General information
- Type: Long-range bomber/reconnaissance monoplane
- Manufacturer: Hiro Naval Arsenal
- Primary user: Imperial Japanese Navy Air Service
- Number built: 8

History
- First flight: 1933

= Hiro G2H =

Japanese bomber/reconnaissance aircraft

The Hiro G2H (or Hiro Navy Type 95 Twin-engined Land-based Attacker) was a 1930s Japanese bomber or reconnaissance monoplane designed and built by the Hiro Naval Arsenal for the Imperial Japanese Navy.

==Design and development==
The Hiro G2H1 was one of the first long-range land-based bomber/reconnaissance aircraft designed and built for the Imperial Japanese Navy. The prototype appeared in 1933 but suffered from structural weakness. The aircraft was a low-wing, cantilever monoplane powered by two 1,180 hp (880 kW) Type 94 piston engines.

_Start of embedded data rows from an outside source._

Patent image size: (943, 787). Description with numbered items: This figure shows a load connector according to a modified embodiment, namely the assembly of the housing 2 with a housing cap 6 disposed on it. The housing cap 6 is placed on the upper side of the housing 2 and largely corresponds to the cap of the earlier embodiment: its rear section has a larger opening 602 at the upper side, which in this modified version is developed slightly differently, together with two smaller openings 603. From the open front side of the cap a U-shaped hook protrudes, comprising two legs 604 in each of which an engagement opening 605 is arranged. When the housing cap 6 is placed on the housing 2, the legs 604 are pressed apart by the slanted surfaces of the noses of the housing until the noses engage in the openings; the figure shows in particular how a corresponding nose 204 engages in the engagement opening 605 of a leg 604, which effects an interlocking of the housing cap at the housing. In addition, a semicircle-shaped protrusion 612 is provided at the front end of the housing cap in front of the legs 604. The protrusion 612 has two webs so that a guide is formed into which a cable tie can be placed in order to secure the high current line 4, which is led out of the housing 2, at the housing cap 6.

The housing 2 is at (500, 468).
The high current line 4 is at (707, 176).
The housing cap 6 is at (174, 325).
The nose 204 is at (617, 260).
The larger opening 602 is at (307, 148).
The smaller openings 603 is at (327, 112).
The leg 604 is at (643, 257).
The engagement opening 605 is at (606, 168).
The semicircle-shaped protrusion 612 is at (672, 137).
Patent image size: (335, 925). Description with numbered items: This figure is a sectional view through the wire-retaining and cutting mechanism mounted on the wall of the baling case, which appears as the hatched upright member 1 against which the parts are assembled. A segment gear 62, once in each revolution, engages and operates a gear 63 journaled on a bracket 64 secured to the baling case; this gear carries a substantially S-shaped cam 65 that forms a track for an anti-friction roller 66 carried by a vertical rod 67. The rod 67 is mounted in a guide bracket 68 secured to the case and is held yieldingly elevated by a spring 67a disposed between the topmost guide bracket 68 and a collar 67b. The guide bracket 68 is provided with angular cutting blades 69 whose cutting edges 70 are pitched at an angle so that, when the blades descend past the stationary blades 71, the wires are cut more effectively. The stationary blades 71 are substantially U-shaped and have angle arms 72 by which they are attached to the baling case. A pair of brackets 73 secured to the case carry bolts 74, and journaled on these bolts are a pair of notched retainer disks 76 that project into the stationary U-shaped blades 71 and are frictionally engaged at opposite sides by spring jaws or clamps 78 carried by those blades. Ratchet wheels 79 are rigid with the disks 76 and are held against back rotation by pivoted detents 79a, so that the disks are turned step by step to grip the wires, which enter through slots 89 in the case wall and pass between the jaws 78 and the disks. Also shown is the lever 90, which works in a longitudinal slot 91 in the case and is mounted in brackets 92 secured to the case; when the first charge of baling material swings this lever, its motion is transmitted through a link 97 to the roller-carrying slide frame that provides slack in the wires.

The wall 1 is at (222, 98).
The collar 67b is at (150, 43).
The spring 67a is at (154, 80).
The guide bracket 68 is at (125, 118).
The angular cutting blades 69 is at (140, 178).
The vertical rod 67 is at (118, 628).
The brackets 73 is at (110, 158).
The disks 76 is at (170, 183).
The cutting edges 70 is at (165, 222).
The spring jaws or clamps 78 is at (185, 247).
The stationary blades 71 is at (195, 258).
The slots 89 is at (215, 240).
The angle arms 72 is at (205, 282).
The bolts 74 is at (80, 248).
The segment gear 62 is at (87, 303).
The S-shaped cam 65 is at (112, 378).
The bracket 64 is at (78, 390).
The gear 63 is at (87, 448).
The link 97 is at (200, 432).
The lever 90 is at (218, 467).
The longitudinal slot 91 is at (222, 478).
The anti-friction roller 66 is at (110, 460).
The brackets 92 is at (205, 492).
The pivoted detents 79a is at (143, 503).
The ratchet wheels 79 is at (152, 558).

The aircraft struggled with the unreliability of the engines, and only eight aircraft were built. The development of the aircraft was costly in both manpower and finance, and the aircraft did not live up to expectations. However, the aircraft did give the Navy experience in the operation of long-range, land-based aircraft, which was to prove invaluable in the later Pacific War.

==Operational history==
One aircraft was lost in an accident, but the rest operated against the Chinese mainland during the Second Sino-Japanese War. In 1937, five aircraft were destroyed in a fire at their base on Cheju Island.